Universal Credit (UC) claimants are almost nine times for likely to have their payments sanctioned than people in receipt of the benefits it is replacing, according to the Government’s latest benefit sanction statistics.
Statistics published by the Department for Work and Pensions (DWP) earlier this week reveal that 2.8% of UC claimants saw their benefits cuts due to a sanction, compared to 0.3% of people on Jobseeker’s Allowance and just 0.1% of Employment and Support Allowance (ESA) claimants.
The data also shows that disabled people receiving ESA are over three times more likely than JSA claimants to still be receiving benefits six months after a sanction is imposed by the DWP – 85% of disabled people receiving ESA compared to 27% of people claiming JSA.
Ayaz Manji, Senior Policy and Campaigns Officer at the mental health charity Mind, said sanctions are “counter-productive” and can push vulnerable people further away from employment due to the severe distress they can cause.
“It’s concerning to see that people who are currently receiving Universal Credit are much more likely to be sanctioned than those receiving the benefits that it’s replacing”, said Ayaz.
“We have long been warning the Government that a punitive approach towards people who are out of work because of their health or disability is not only ineffective but is causing a great deal of distress.
“In addition to the harm they cause, sanctions are counter-productive, causing many people with mental health problems to become even more unwell and move further from hopes of getting back into paid employment as a result.”
The charity says it has heard from people with mental health problems who have either been threatened with a sanction or have had payments docked, often for cruel and punitive reasons.

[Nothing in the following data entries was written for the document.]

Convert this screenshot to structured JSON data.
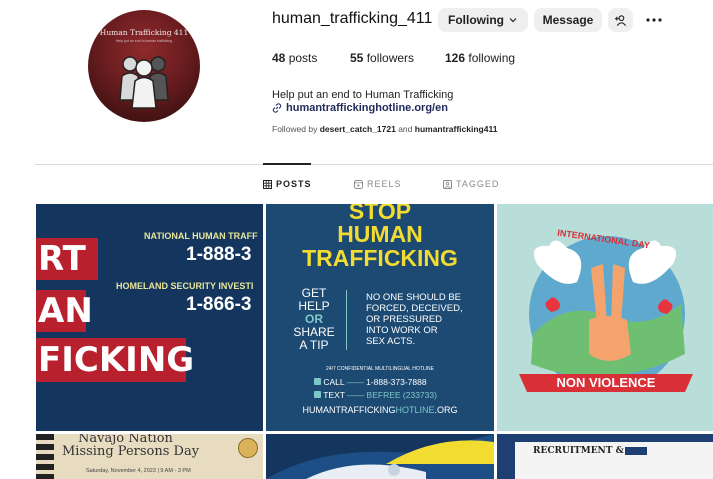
{
  "profile": {
    "avatar_title": "Human Trafficking 411",
    "avatar_subtitle": "Help put an end to human trafficking",
    "username": "human_trafficking_411",
    "following_button": "Following",
    "message_button": "Message",
    "posts_count": "48",
    "posts_label": "posts",
    "followers_count": "55",
    "followers_label": "followers",
    "following_count": "126",
    "following_label": "following",
    "bio": "Help put an end to Human Trafficking",
    "link": "humantraffickinghotline.org/en",
    "followed_prefix": "Followed by",
    "followed_user1": "desert_catch_1721",
    "followed_and": "and",
    "followed_user2": "humantrafficking411"
  },
  "tabs": [
    {
      "label": "POSTS",
      "icon": "grid-icon",
      "active": true
    },
    {
      "label": "REELS",
      "icon": "reels-icon",
      "active": false
    },
    {
      "label": "TAGGED",
      "icon": "tagged-icon",
      "active": false
    }
  ],
  "posts": {
    "p1": {
      "line1": "NATIONAL HUMAN TRAFF",
      "phone1": "1-888-3",
      "line2": "HOMELAND SECURITY INVESTI",
      "phone2": "1-866-3",
      "band1": "RT",
      "band2": "AN",
      "band3": "FICKING"
    },
    "p2": {
      "stop": "STOP",
      "human": "HUMAN",
      "trafficking": "TRAFFICKING",
      "get": "GET",
      "help": "HELP",
      "or": "OR",
      "share": "SHARE",
      "tip": "A TIP",
      "right1": "NO ONE SHOULD BE",
      "right2": "FORCED, DECEIVED,",
      "right3": "OR PRESSURED",
      "right4": "INTO WORK OR",
      "right5": "SEX ACTS.",
      "hotline": "24/7 CONFIDENTIAL MULTILINGUAL HOTLINE",
      "call": "CALL",
      "call_num": "1-888-373-7888",
      "text": "TEXT",
      "text_num": "BEFREE (233733)",
      "site_a": "HUMANTRAFFICKING",
      "site_b": "HOTLINE",
      "site_c": ".ORG"
    },
    "p3": {
      "intl": "INTERNATIONAL DAY",
      "banner": "NON VIOLENCE"
    },
    "p4": {
      "line1": "Navajo Nation",
      "line2": "Missing Persons Day",
      "small": "Saturday, November 4, 2023 | 9 AM - 3 PM"
    },
    "p6": {
      "line1": "RECRUITMENT &"
    }
  },
  "colors": {
    "navy": "#14365e",
    "red": "#b7202c",
    "yellow": "#f2dc31",
    "teal": "#7ec8c9"
  }
}
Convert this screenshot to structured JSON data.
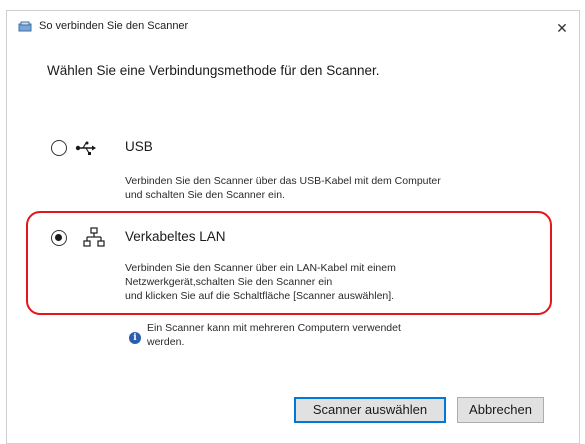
{
  "window": {
    "title": "So verbinden Sie den Scanner",
    "close_glyph": "✕"
  },
  "instruction": "Wählen Sie eine Verbindungsmethode für den Scanner.",
  "options": [
    {
      "label": "USB",
      "description": "Verbinden Sie den Scanner über das USB-Kabel mit dem Computer\nund schalten Sie den Scanner ein.",
      "selected": false,
      "icon": "usb-icon"
    },
    {
      "label": "Verkabeltes LAN",
      "description": "Verbinden Sie den Scanner über ein LAN-Kabel mit einem\nNetzwerkgerät,schalten Sie den Scanner ein\nund klicken Sie auf die Schaltfläche [Scanner auswählen].",
      "selected": true,
      "icon": "wired-lan-icon"
    }
  ],
  "info": {
    "text": "Ein Scanner kann mit mehreren Computern verwendet\nwerden.",
    "glyph": "i"
  },
  "buttons": {
    "select_scanner": "Scanner auswählen",
    "cancel": "Abbrechen"
  },
  "colors": {
    "highlight": "#e3161b",
    "focus": "#0078d7",
    "info": "#2a5db0"
  }
}
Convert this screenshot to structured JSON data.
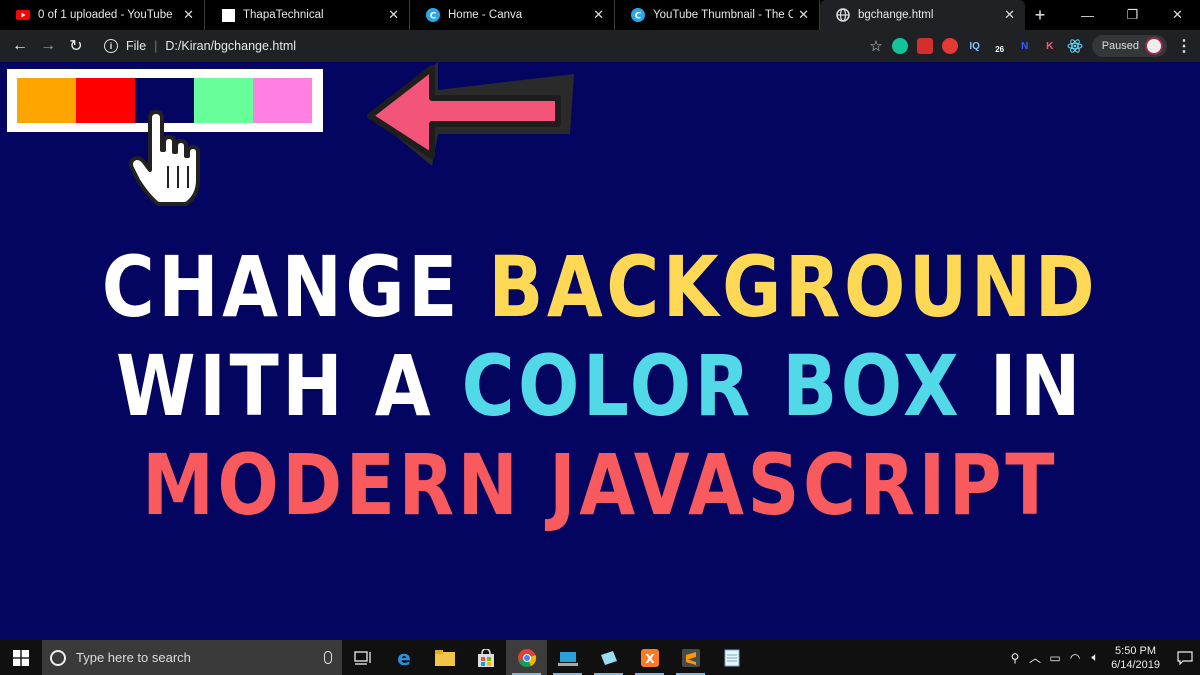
{
  "tabs": [
    {
      "title": "0 of 1 uploaded - YouTube",
      "icon": "youtube-icon"
    },
    {
      "title": "ThapaTechnical",
      "icon": "blank-page-icon"
    },
    {
      "title": "Home - Canva",
      "icon": "canva-icon"
    },
    {
      "title": "YouTube Thumbnail - The Can",
      "icon": "canva-icon"
    },
    {
      "title": "bgchange.html",
      "icon": "globe-icon",
      "active": true
    }
  ],
  "address": {
    "scheme": "File",
    "path": "D:/Kiran/bgchange.html"
  },
  "extensions": [
    {
      "name": "grammarly-icon",
      "color": "#15c39a",
      "label": ""
    },
    {
      "name": "red-square-icon",
      "color": "#d32f2f",
      "label": ""
    },
    {
      "name": "adblock-icon",
      "color": "#e53935",
      "label": ""
    },
    {
      "name": "iq-icon",
      "color": "transparent",
      "label": "IQ"
    },
    {
      "name": "badge-26-icon",
      "color": "transparent",
      "label": "26"
    },
    {
      "name": "n-icon",
      "color": "transparent",
      "label": "N"
    },
    {
      "name": "k-icon",
      "color": "transparent",
      "label": "K"
    },
    {
      "name": "react-icon",
      "color": "transparent",
      "label": ""
    }
  ],
  "profile": {
    "status": "Paused"
  },
  "page": {
    "background": "#040560",
    "swatches": [
      "#ffa500",
      "#ff0000",
      "#040560",
      "#66ff99",
      "#ff80e0"
    ],
    "arrow_color": "#f2547a",
    "headline": {
      "line1": [
        {
          "text": "CHANGE",
          "color": "#ffffff"
        },
        {
          "text": "BACKGROUND",
          "color": "#ffd955"
        }
      ],
      "line2": [
        {
          "text": "WITH A",
          "color": "#ffffff"
        },
        {
          "text": "COLOR BOX",
          "color": "#52d9e8"
        },
        {
          "text": "IN",
          "color": "#ffffff"
        }
      ],
      "line3": [
        {
          "text": "MODERN",
          "color": "#f85a5e"
        },
        {
          "text": "JAVASCRIPT",
          "color": "#f85a5e"
        }
      ]
    }
  },
  "taskbar": {
    "search_placeholder": "Type here to search",
    "apps": [
      "task-view-icon",
      "edge-icon",
      "file-explorer-icon",
      "store-icon",
      "chrome-icon",
      "app-icon",
      "app-icon-2",
      "xampp-icon",
      "sublime-icon",
      "notepad-icon"
    ],
    "time": "5:50 PM",
    "date": "6/14/2019"
  }
}
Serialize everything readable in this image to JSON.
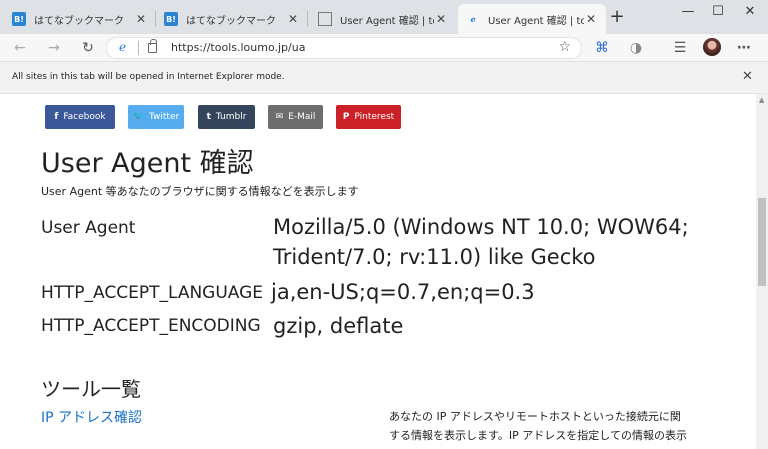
{
  "browser": {
    "tabs": [
      {
        "title": "はてなブックマーク",
        "favicon": "hatena-bookmark-icon",
        "favicon_text": "B!",
        "active": false
      },
      {
        "title": "はてなブックマーク",
        "favicon": "hatena-bookmark-icon",
        "favicon_text": "B!",
        "active": false
      },
      {
        "title": "User Agent 確認 | tools.lo",
        "favicon": "document-icon",
        "active": false
      },
      {
        "title": "User Agent 確認 | tools.lo",
        "favicon": "ie-icon",
        "active": true
      }
    ],
    "address": {
      "url": "https://tools.loumo.jp/ua"
    },
    "infobar": {
      "message": "All sites in this tab will be opened in Internet Explorer mode."
    }
  },
  "page": {
    "share_buttons": [
      {
        "label": "Facebook",
        "icon": "f",
        "color": "#3b5998"
      },
      {
        "label": "Twitter",
        "icon": "🐦",
        "color": "#55acee"
      },
      {
        "label": "Tumblr",
        "icon": "t",
        "color": "#35465c"
      },
      {
        "label": "E-Mail",
        "icon": "✉",
        "color": "#6d6d6d"
      },
      {
        "label": "Pinterest",
        "icon": "P",
        "color": "#cb2027"
      }
    ],
    "title": "User Agent 確認",
    "lead": "User Agent 等あなたのブラウザに関する情報などを表示します",
    "info": {
      "ua_label": "User Agent",
      "ua_line1": "Mozilla/5.0 (Windows NT 10.0; WOW64;",
      "ua_line2": "Trident/7.0; rv:11.0) like Gecko",
      "lang_label": "HTTP_ACCEPT_LANGUAGE",
      "lang_value": "ja,en-US;q=0.7,en;q=0.3",
      "enc_label": "HTTP_ACCEPT_ENCODING",
      "enc_value": "gzip, deflate"
    },
    "tools_heading": "ツール一覧",
    "tool": {
      "link": "IP アドレス確認",
      "desc_line1": "あなたの IP アドレスやリモートホストといった接続元に関",
      "desc_line2": "する情報を表示します。IP アドレスを指定しての情報の表示"
    }
  }
}
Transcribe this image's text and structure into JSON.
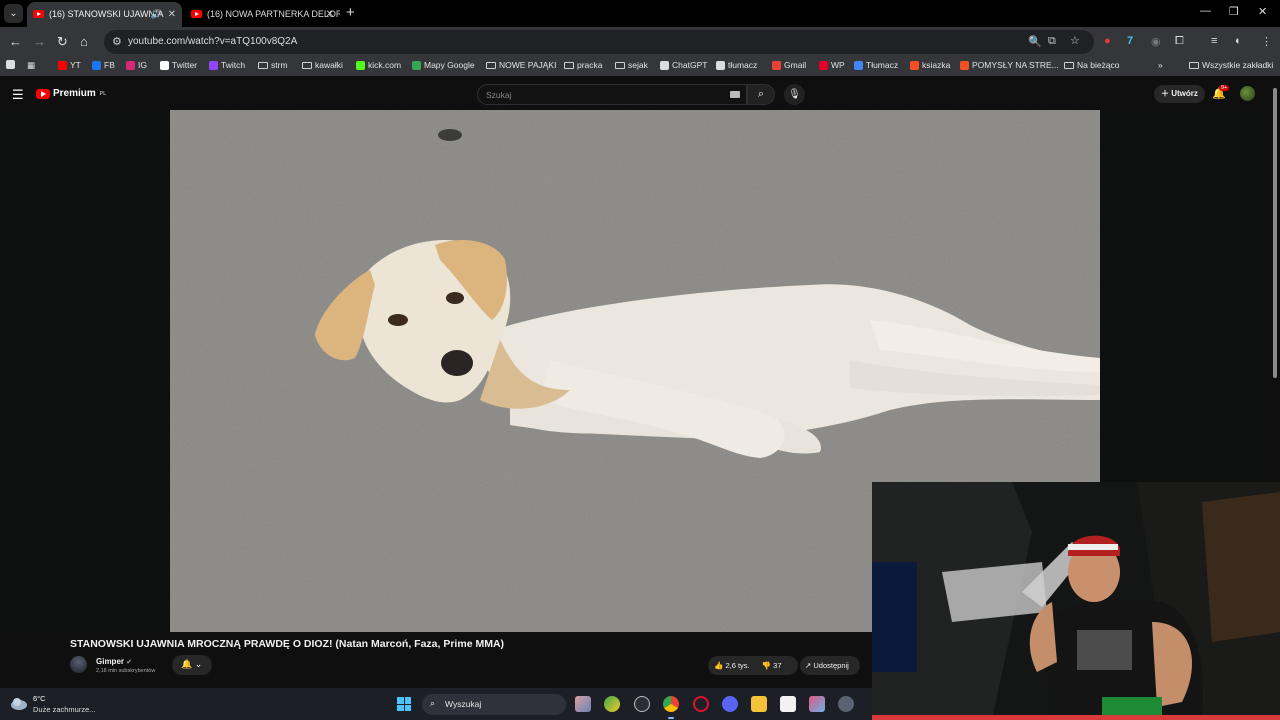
{
  "browser": {
    "tabs": [
      {
        "title": "(16) STANOWSKI UJAWNIA",
        "active": true
      },
      {
        "title": "(16) NOWA PARTNERKA DELOR",
        "active": false
      }
    ],
    "url": "youtube.com/watch?v=aTQ100v8Q2A",
    "bookmarks": [
      {
        "label": "YT",
        "icon": "youtube-icon",
        "color": "#ff0000"
      },
      {
        "label": "FB",
        "icon": "facebook-icon",
        "color": "#1877f2"
      },
      {
        "label": "IG",
        "icon": "instagram-icon",
        "color": "#d62976"
      },
      {
        "label": "Twitter",
        "icon": "x-icon",
        "color": "#ffffff"
      },
      {
        "label": "Twitch",
        "icon": "twitch-icon",
        "color": "#9146ff"
      },
      {
        "label": "strm",
        "icon": "folder-icon"
      },
      {
        "label": "kawałki",
        "icon": "folder-icon"
      },
      {
        "label": "kick.com",
        "icon": "kick-icon",
        "color": "#53fc18"
      },
      {
        "label": "Mapy Google",
        "icon": "maps-icon",
        "color": "#34a853"
      },
      {
        "label": "NOWE PAJĄKI",
        "icon": "folder-icon"
      },
      {
        "label": "pracka",
        "icon": "folder-icon"
      },
      {
        "label": "sejak",
        "icon": "folder-icon"
      },
      {
        "label": "ChatGPT",
        "icon": "chatgpt-icon",
        "color": "#dddddd"
      },
      {
        "label": "tłumacz",
        "icon": "globe-icon",
        "color": "#dddddd"
      },
      {
        "label": "Gmail",
        "icon": "gmail-icon",
        "color": "#ea4335"
      },
      {
        "label": "WP",
        "icon": "wp-icon",
        "color": "#e4002b"
      },
      {
        "label": "Tłumacz",
        "icon": "translate-icon",
        "color": "#4285f4"
      },
      {
        "label": "ksiazka",
        "icon": "windows-icon",
        "color": "#f25022"
      },
      {
        "label": "POMYSŁY NA STRE...",
        "icon": "windows-icon",
        "color": "#f25022"
      },
      {
        "label": "Na bieżąco",
        "icon": "folder-icon"
      }
    ],
    "all_bookmarks": "Wszystkie zakładki"
  },
  "youtube": {
    "logo_text": "Premium",
    "logo_sup": "PL",
    "search_placeholder": "Szukaj",
    "create_label": "Utwórz",
    "notif_badge": "9+",
    "video_title": "STANOWSKI UJAWNIA MROCZNĄ PRAWDĘ O DIOZ! (Natan Marcoń, Faza, Prime MMA)",
    "channel_name": "Gimper",
    "channel_verified": "✔",
    "subscribers": "2,18 mln subskrybentów",
    "likes": "2,6 tys.",
    "dislikes": "37",
    "share_label": "Udostępnij"
  },
  "taskbar": {
    "temperature": "6°C",
    "weather": "Duże zachmurze...",
    "search_label": "Wyszukaj"
  },
  "colors": {
    "accent_red": "#ff0000",
    "windows_blue": "#4cc2ff"
  }
}
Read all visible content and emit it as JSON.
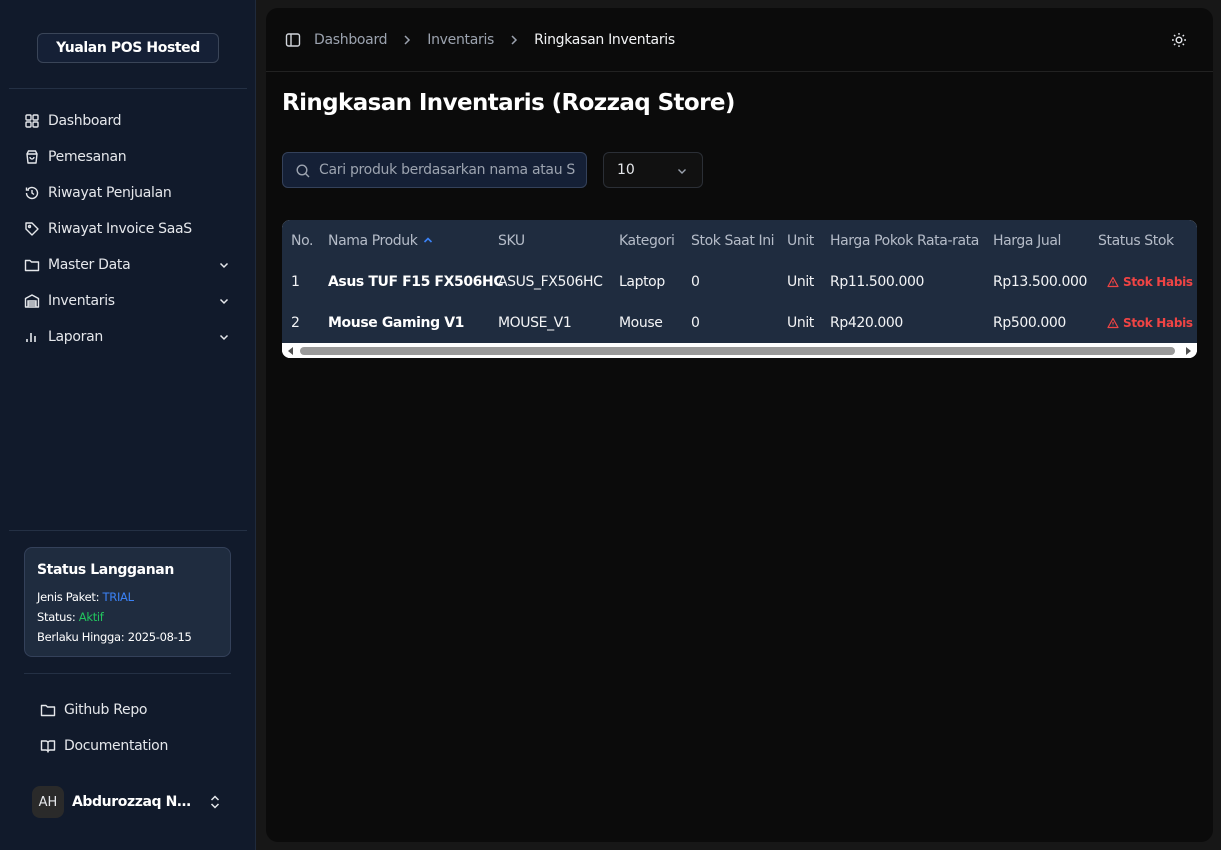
{
  "app": {
    "brand": "Yualan POS Hosted"
  },
  "sidebar": {
    "items": [
      {
        "label": "Dashboard",
        "icon": "grid-icon"
      },
      {
        "label": "Pemesanan",
        "icon": "shopping-bag-icon"
      },
      {
        "label": "Riwayat Penjualan",
        "icon": "history-icon"
      },
      {
        "label": "Riwayat Invoice SaaS",
        "icon": "tag-icon"
      },
      {
        "label": "Master Data",
        "icon": "folder-icon",
        "expandable": true
      },
      {
        "label": "Inventaris",
        "icon": "warehouse-icon",
        "expandable": true
      },
      {
        "label": "Laporan",
        "icon": "bar-chart-icon",
        "expandable": true
      }
    ],
    "subscription": {
      "title": "Status Langganan",
      "plan_label": "Jenis Paket:",
      "plan_value": "TRIAL",
      "status_label": "Status:",
      "status_value": "Aktif",
      "valid_label": "Berlaku Hingga:",
      "valid_value": "2025-08-15"
    },
    "links": [
      {
        "label": "Github Repo",
        "icon": "folder-icon"
      },
      {
        "label": "Documentation",
        "icon": "book-icon"
      }
    ],
    "user": {
      "initials": "AH",
      "name": "Abdurozzaq Nurul Hadi"
    }
  },
  "header": {
    "breadcrumbs": [
      "Dashboard",
      "Inventaris",
      "Ringkasan Inventaris"
    ]
  },
  "page": {
    "title": "Ringkasan Inventaris (Rozzaq Store)",
    "search_placeholder": "Cari produk berdasarkan nama atau SKU...",
    "page_size": "10"
  },
  "table": {
    "columns": [
      "No.",
      "Nama Produk",
      "SKU",
      "Kategori",
      "Stok Saat Ini",
      "Unit",
      "Harga Pokok Rata-rata",
      "Harga Jual",
      "Status Stok"
    ],
    "sorted_column": "Nama Produk",
    "sort_direction": "asc",
    "rows": [
      {
        "no": "1",
        "name": "Asus TUF F15 FX506HC",
        "sku": "ASUS_FX506HC",
        "category": "Laptop",
        "stock": "0",
        "unit": "Unit",
        "cost": "Rp11.500.000",
        "price": "Rp13.500.000",
        "status": "Stok Habis"
      },
      {
        "no": "2",
        "name": "Mouse Gaming V1",
        "sku": "MOUSE_V1",
        "category": "Mouse",
        "stock": "0",
        "unit": "Unit",
        "cost": "Rp420.000",
        "price": "Rp500.000",
        "status": "Stok Habis"
      }
    ]
  },
  "colors": {
    "accent": "#3b82f6",
    "success": "#22c55e",
    "danger": "#ef4444",
    "sidebar_bg": "#111a2b",
    "table_bg": "#1f2c3f"
  }
}
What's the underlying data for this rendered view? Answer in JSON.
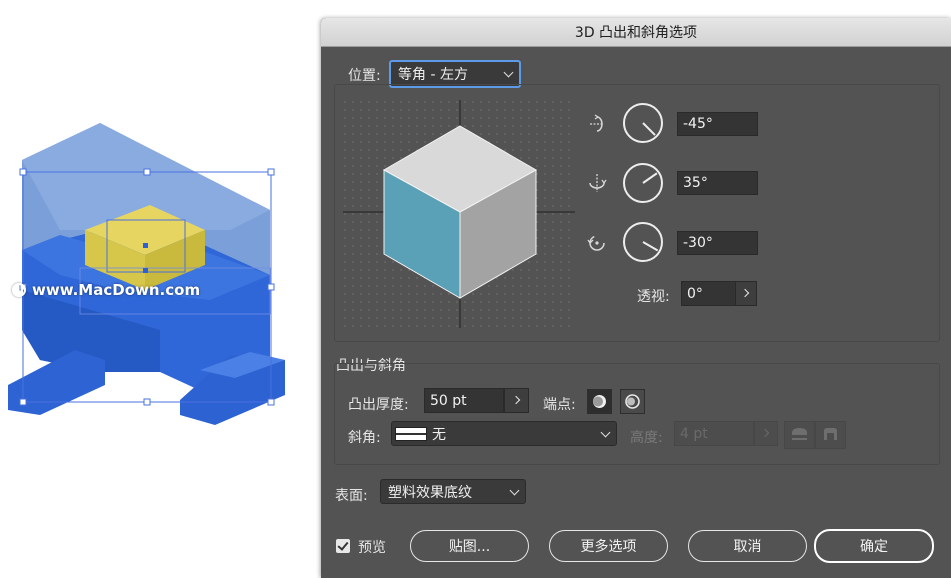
{
  "canvas": {
    "watermark": "www.MacDown.com"
  },
  "dialog": {
    "title": "3D 凸出和斜角选项",
    "position": {
      "label": "位置:",
      "selected": "等角 - 左方"
    },
    "rotation": {
      "x": "-45°",
      "y": "35°",
      "z": "-30°"
    },
    "perspective": {
      "label": "透视:",
      "value": "0°"
    },
    "extrude": {
      "section_title": "凸出与斜角",
      "depth_label": "凸出厚度:",
      "depth_value": "50 pt",
      "cap_label": "端点:",
      "bevel_label": "斜角:",
      "bevel_value": "无",
      "height_label": "高度:",
      "height_value": "4 pt"
    },
    "surface": {
      "label": "表面:",
      "selected": "塑料效果底纹"
    },
    "footer": {
      "preview_label": "预览",
      "map_button": "贴图...",
      "more_button": "更多选项",
      "cancel_button": "取消",
      "ok_button": "确定"
    },
    "colors": {
      "cube_top": "#d9d9d9",
      "cube_left": "#5aa0b6",
      "cube_right": "#a3a3a3",
      "focus": "#5d9be8"
    }
  }
}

One such person told Mind: “It’s been awful, I became depressed and found the Job Centre staff very unsympathetic. One told me she knew all about my illness as her father and partner had Bipolar disorder like me. She was angry, telling me “you can’t sit on your bloody backside until you retire”, I am 57.
“I found it embarrassing as there is no privacy at all. Her attitude was terrible with obvious bad temper but I felt bad about it, it dwelled on my mind and I felt like a burden. Even felt suicidal for a while, I had fitness certificate from my GP, not sick certificates these days. Told that I had to commit to certain tasks which I found hard due to my mental state, otherwise I wouldn’t get paid yet had to wait anyway.”
Another said: “I was treated like a work shy nobody up until I had my work assessment and they realised I am actually struggling with my health at the moment, even after that point they can be very inconsiderate.
“They would change my appointments at a moment notice and borderline harass me to attend meetings even though my GP had provided me a sick note for several months at a time.
“Because of the stress of it all my step dad had to become my advocate and deal with them because it was making me more ill.”
Ayaz Manji added: “We’re hearing from more and more people with mental health problems who are struggling to cope with far more stringent requirements under Universal Credit.
“That includes people who have had to stop claiming benefits altogether without another source of income because they couldn’t cope with the added pressure.
“The Government says that the higher sanction rate reflects technical changes to Universal Credit and that they do not think it is possible to compare different benefits.
“We need urgently clarity on what is really happening and for the Government to put in place safeguards to protect people who are unwell and in need of support.”